I gave a talk introducing AI alignment / risks from advanced AI in June 2022, aimed at a generally technical audience. However, given how fast AI has been moving, I felt I needed an updated talk. I’ve made a new one closely based off Richard Ngo’s Twitter thread, itself based off of The Alignment Problem from a Deep Learning Perspective. There’s still too much text, but these slides are updated through March 2023 and have a more technical lens.
People are welcome to use this without attribution, and I hope it’s useful for any fieldbuilders who want to improve it! I’m also happy to give this talk if people would like me to—the slides come out to about 45m, with whatever time remaining for discussion.

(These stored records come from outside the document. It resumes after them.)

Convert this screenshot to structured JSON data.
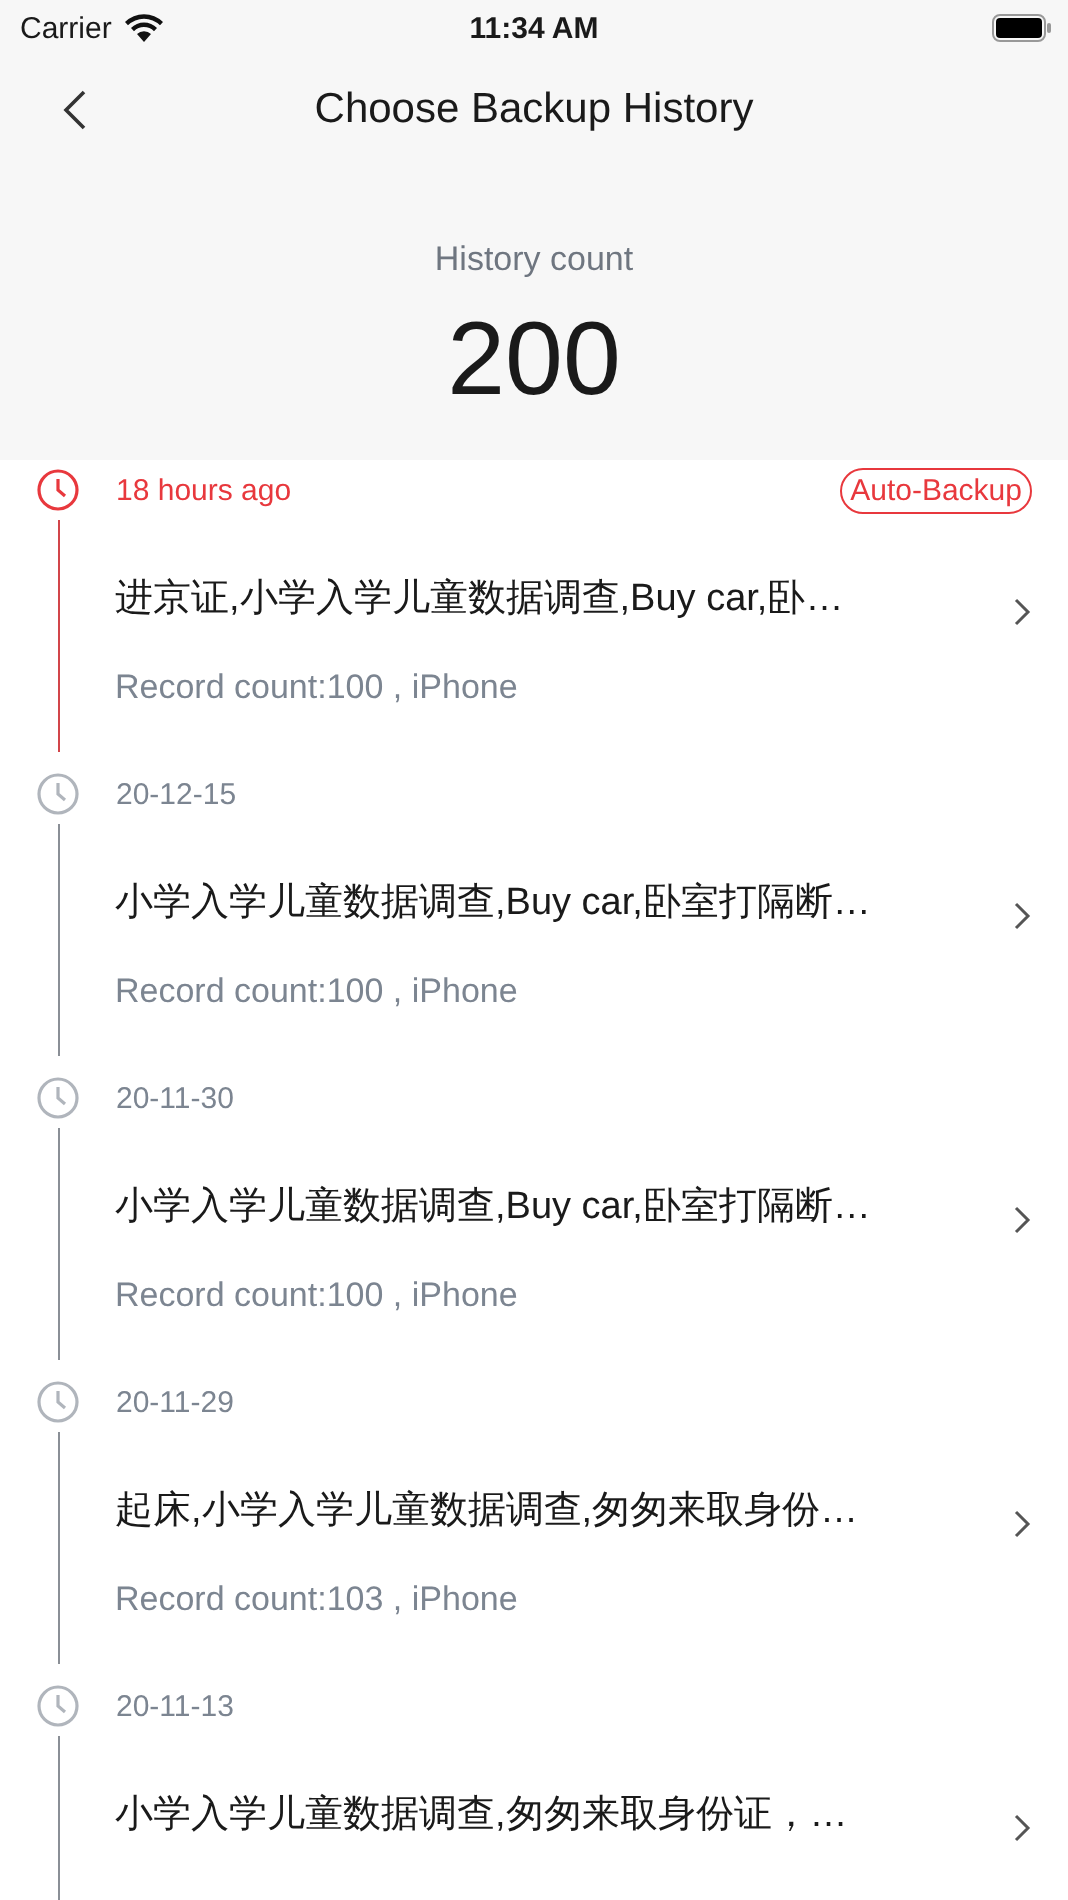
{
  "status_bar": {
    "carrier": "Carrier",
    "time": "11:34 AM"
  },
  "nav": {
    "title": "Choose Backup History"
  },
  "summary": {
    "label": "History count",
    "count": "200"
  },
  "entries": [
    {
      "date": "18 hours ago",
      "highlighted": true,
      "badge": "Auto-Backup",
      "title": "进京证,小学入学儿童数据调查,Buy car,卧…",
      "subtitle": "Record count:100 , iPhone"
    },
    {
      "date": "20-12-15",
      "highlighted": false,
      "title": "小学入学儿童数据调查,Buy car,卧室打隔断…",
      "subtitle": "Record count:100 , iPhone"
    },
    {
      "date": "20-11-30",
      "highlighted": false,
      "title": "小学入学儿童数据调查,Buy car,卧室打隔断…",
      "subtitle": "Record count:100 , iPhone"
    },
    {
      "date": "20-11-29",
      "highlighted": false,
      "title": "起床,小学入学儿童数据调查,匆匆来取身份…",
      "subtitle": "Record count:103 , iPhone"
    },
    {
      "date": "20-11-13",
      "highlighted": false,
      "title": "小学入学儿童数据调查,匆匆来取身份证，…"
    }
  ]
}
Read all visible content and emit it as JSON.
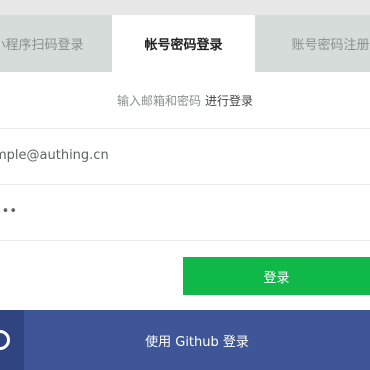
{
  "tabs": [
    {
      "label": "小程序扫码登录",
      "active": false
    },
    {
      "label": "帐号密码登录",
      "active": true
    },
    {
      "label": "账号密码注册",
      "active": false
    }
  ],
  "hint": {
    "text": "输入邮箱和密码",
    "strong": "进行登录"
  },
  "email": {
    "value": "mple@authing.cn"
  },
  "password": {
    "value": "•••"
  },
  "login_button": {
    "label": "登录"
  },
  "github_button": {
    "label": "使用 Github 登录"
  },
  "colors": {
    "tab_bar": "#d6dcd9",
    "active_tab": "#ffffff",
    "primary_green": "#10b84a",
    "github_blue": "#3e5697",
    "github_icon_bg": "#2f4480"
  },
  "icons": {
    "github": "github-icon"
  }
}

New talk slides: The Alignment Problem: Potential Risks from Highly-Capable AI
Main thesis slide:
Appendix
Bonus data that I collected after the talk (which was given to AI safety academics)
Comments:
Great talk! I liked the clear description of the relative resources going into alignment and improvement of capabilities.
“Not influential” only because I have already read a lot on this topic :-)

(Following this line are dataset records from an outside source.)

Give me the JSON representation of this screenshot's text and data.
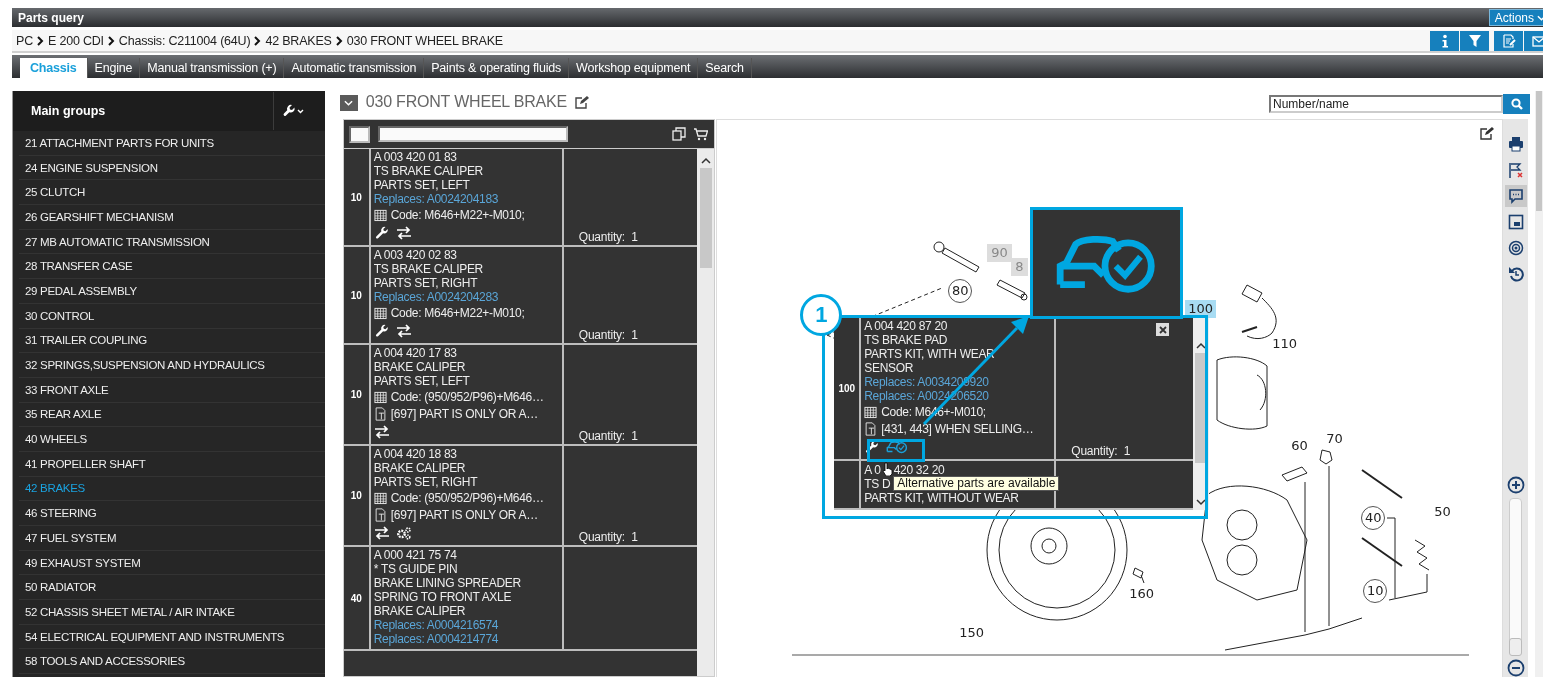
{
  "window": {
    "title": "Parts query",
    "actions_button": "Actions"
  },
  "breadcrumb": [
    {
      "label": "PC"
    },
    {
      "label": "E 200 CDI"
    },
    {
      "label": "Chassis: C211004 (64U)"
    },
    {
      "label": "42 BRAKES"
    },
    {
      "label": "030 FRONT WHEEL BRAKE"
    }
  ],
  "header_buttons": [
    {
      "kind": "info"
    },
    {
      "kind": "filter"
    },
    {
      "kind": "export"
    },
    {
      "kind": "mail"
    }
  ],
  "tabs": [
    {
      "label": "Chassis",
      "selected": true
    },
    {
      "label": "Engine",
      "selected": false
    },
    {
      "label": "Manual transmission (+)",
      "selected": false
    },
    {
      "label": "Automatic transmission",
      "selected": false
    },
    {
      "label": "Paints & operating fluids",
      "selected": false
    },
    {
      "label": "Workshop equipment",
      "selected": false
    },
    {
      "label": "Search",
      "selected": false
    }
  ],
  "sidebar": {
    "title": "Main groups",
    "items": [
      {
        "label": "21 ATTACHMENT PARTS FOR UNITS",
        "selected": false
      },
      {
        "label": "24 ENGINE SUSPENSION",
        "selected": false
      },
      {
        "label": "25 CLUTCH",
        "selected": false
      },
      {
        "label": "26 GEARSHIFT MECHANISM",
        "selected": false
      },
      {
        "label": "27 MB AUTOMATIC TRANSMISSION",
        "selected": false
      },
      {
        "label": "28 TRANSFER CASE",
        "selected": false
      },
      {
        "label": "29 PEDAL ASSEMBLY",
        "selected": false
      },
      {
        "label": "30 CONTROL",
        "selected": false
      },
      {
        "label": "31 TRAILER COUPLING",
        "selected": false
      },
      {
        "label": "32 SPRINGS,SUSPENSION AND HYDRAULICS",
        "selected": false
      },
      {
        "label": "33 FRONT AXLE",
        "selected": false
      },
      {
        "label": "35 REAR AXLE",
        "selected": false
      },
      {
        "label": "40 WHEELS",
        "selected": false
      },
      {
        "label": "41 PROPELLER SHAFT",
        "selected": false
      },
      {
        "label": "42 BRAKES",
        "selected": true
      },
      {
        "label": "46 STEERING",
        "selected": false
      },
      {
        "label": "47 FUEL SYSTEM",
        "selected": false
      },
      {
        "label": "49 EXHAUST SYSTEM",
        "selected": false
      },
      {
        "label": "50 RADIATOR",
        "selected": false
      },
      {
        "label": "52 CHASSIS SHEET METAL / AIR INTAKE",
        "selected": false
      },
      {
        "label": "54 ELECTRICAL EQUIPMENT AND INSTRUMENTS",
        "selected": false
      },
      {
        "label": "58 TOOLS AND ACCESSORIES",
        "selected": false
      }
    ]
  },
  "group": {
    "title": "030 FRONT WHEEL BRAKE"
  },
  "search": {
    "placeholder": "Number/name"
  },
  "select_all": {
    "checked": false
  },
  "parts": [
    {
      "callout": "10",
      "number": "A 003 420 01 83",
      "lines": [
        "TS BRAKE CALIPER",
        "PARTS SET, LEFT"
      ],
      "replaces": [
        "Replaces: A0024204183"
      ],
      "code": "Code: M646+M22+-M010;",
      "icons": [
        {
          "kind": "wrench"
        },
        {
          "kind": "swap"
        }
      ],
      "quantity": "Quantity:  1"
    },
    {
      "callout": "10",
      "number": "A 003 420 02 83",
      "lines": [
        "TS BRAKE CALIPER",
        "PARTS SET, RIGHT"
      ],
      "replaces": [
        "Replaces: A0024204283"
      ],
      "code": "Code: M646+M22+-M010;",
      "icons": [
        {
          "kind": "wrench"
        },
        {
          "kind": "swap"
        }
      ],
      "quantity": "Quantity:  1"
    },
    {
      "callout": "10",
      "number": "A 004 420 17 83",
      "lines": [
        "BRAKE CALIPER",
        "PARTS SET, LEFT"
      ],
      "code": "Code: (950/952/P96)+M646…",
      "note": "[697] PART IS ONLY OR A…",
      "icons": [
        {
          "kind": "swap"
        }
      ],
      "quantity": "Quantity:  1"
    },
    {
      "callout": "10",
      "number": "A 004 420 18 83",
      "lines": [
        "BRAKE CALIPER",
        "PARTS SET, RIGHT"
      ],
      "code": "Code: (950/952/P96)+M646…",
      "note": "[697] PART IS ONLY OR A…",
      "icons": [
        {
          "kind": "swap"
        },
        {
          "kind": "gears"
        }
      ],
      "quantity": "Quantity:  1"
    },
    {
      "callout": "40",
      "number": "A 000 421 75 74",
      "lines": [
        "* TS GUIDE PIN",
        "BRAKE LINING SPREADER",
        "SPRING TO FRONT AXLE",
        "BRAKE CALIPER"
      ],
      "replaces": [
        "Replaces: A0004216574",
        "Replaces: A0004214774"
      ]
    }
  ],
  "drawing": {
    "callouts": [
      {
        "label": "90",
        "kind": "box"
      },
      {
        "label": "8",
        "kind": "box"
      },
      {
        "label": "80",
        "kind": "circle"
      },
      {
        "label": "100",
        "kind": "highlight"
      },
      {
        "label": "110",
        "kind": "plain"
      },
      {
        "label": "60",
        "kind": "plain"
      },
      {
        "label": "70",
        "kind": "plain"
      },
      {
        "label": "40",
        "kind": "circle"
      },
      {
        "label": "50",
        "kind": "plain"
      },
      {
        "label": "10",
        "kind": "circle"
      },
      {
        "label": "160",
        "kind": "plain"
      },
      {
        "label": "150",
        "kind": "plain"
      }
    ]
  },
  "popup": {
    "parts": [
      {
        "callout": "100",
        "number": "A 004 420 87 20",
        "lines": [
          "TS BRAKE PAD",
          "PARTS KIT, WITH WEAR",
          "SENSOR"
        ],
        "replaces": [
          "Replaces: A0034209920",
          "Replaces: A0024206520"
        ],
        "code": "Code: M646+-M010;",
        "note": "[431, 443] WHEN SELLING…",
        "icons": [
          {
            "kind": "wrench"
          },
          {
            "kind": "alternative"
          }
        ],
        "quantity": "Quantity:  1"
      },
      {
        "number": "A 0",
        "number_rest": "420 32 20",
        "lines": [
          "TS D",
          "PARTS KIT, WITHOUT WEAR"
        ]
      }
    ]
  },
  "tooltip": {
    "text": "Alternative parts are available"
  },
  "annotation": {
    "number": "1"
  },
  "side_tools": [
    {
      "kind": "print",
      "selected": false
    },
    {
      "kind": "flag",
      "selected": false
    },
    {
      "kind": "comment",
      "selected": true
    },
    {
      "kind": "window",
      "selected": false
    },
    {
      "kind": "target",
      "selected": false
    },
    {
      "kind": "undo",
      "selected": false
    }
  ],
  "zoom": {
    "level": 0
  }
}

Sorry to be a downer I just don’t believe in this stuff, I’m not a materialist
I think the alignment problem is one that we, as humans, may not be able to figure out.
I want to highlight aisafety.training which I think is currently the single most useful link go give to anyone who want’s to join the effort of AI Safety research.

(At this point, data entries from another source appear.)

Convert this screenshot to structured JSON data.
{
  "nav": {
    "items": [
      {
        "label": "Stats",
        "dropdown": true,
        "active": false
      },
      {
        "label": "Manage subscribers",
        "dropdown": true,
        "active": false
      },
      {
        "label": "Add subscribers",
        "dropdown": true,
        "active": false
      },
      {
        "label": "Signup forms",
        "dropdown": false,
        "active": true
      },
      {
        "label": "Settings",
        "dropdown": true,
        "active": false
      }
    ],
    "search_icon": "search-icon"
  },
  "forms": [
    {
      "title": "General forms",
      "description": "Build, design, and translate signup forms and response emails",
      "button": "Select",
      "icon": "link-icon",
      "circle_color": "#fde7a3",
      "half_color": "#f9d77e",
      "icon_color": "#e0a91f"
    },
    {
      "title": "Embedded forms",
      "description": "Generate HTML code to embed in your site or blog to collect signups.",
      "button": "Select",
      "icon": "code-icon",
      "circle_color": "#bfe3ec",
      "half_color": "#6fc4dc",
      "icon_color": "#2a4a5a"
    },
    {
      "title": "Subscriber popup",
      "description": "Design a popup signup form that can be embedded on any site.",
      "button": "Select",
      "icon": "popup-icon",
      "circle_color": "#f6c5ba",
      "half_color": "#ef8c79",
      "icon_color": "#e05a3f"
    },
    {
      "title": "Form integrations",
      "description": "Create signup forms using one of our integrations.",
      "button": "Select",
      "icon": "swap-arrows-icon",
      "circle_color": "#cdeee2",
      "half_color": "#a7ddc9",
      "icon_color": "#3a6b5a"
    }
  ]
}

Who ever gave me a disagreement vote, I’d be interested to hear why. No pressure though.
I didn’t give a disagreement vote, but I do disagree on aisafety.training being the “single most useful link to give anyone who wants to join the effort of AI Safety research”, just because there’s a lot of different resources out there and I think “most useful” depends on the audience. I do think it’s a useful link, but most useful is a hard bar to meet!
I agree that it’s not the most useful link for everyone. I can see how my initial message was ambiguous about this. What I meant is that by all the links I know, I expect this to be most useful on average.
Like, if I meat someone and have a conversation with someone and I had to constrain myself to give them only a single link, I might pick another recourse to give them, based on their personal situation. But if I wrote a post online or gave a talk to a broad audience, and I had to pick only one link to share, it would be this one.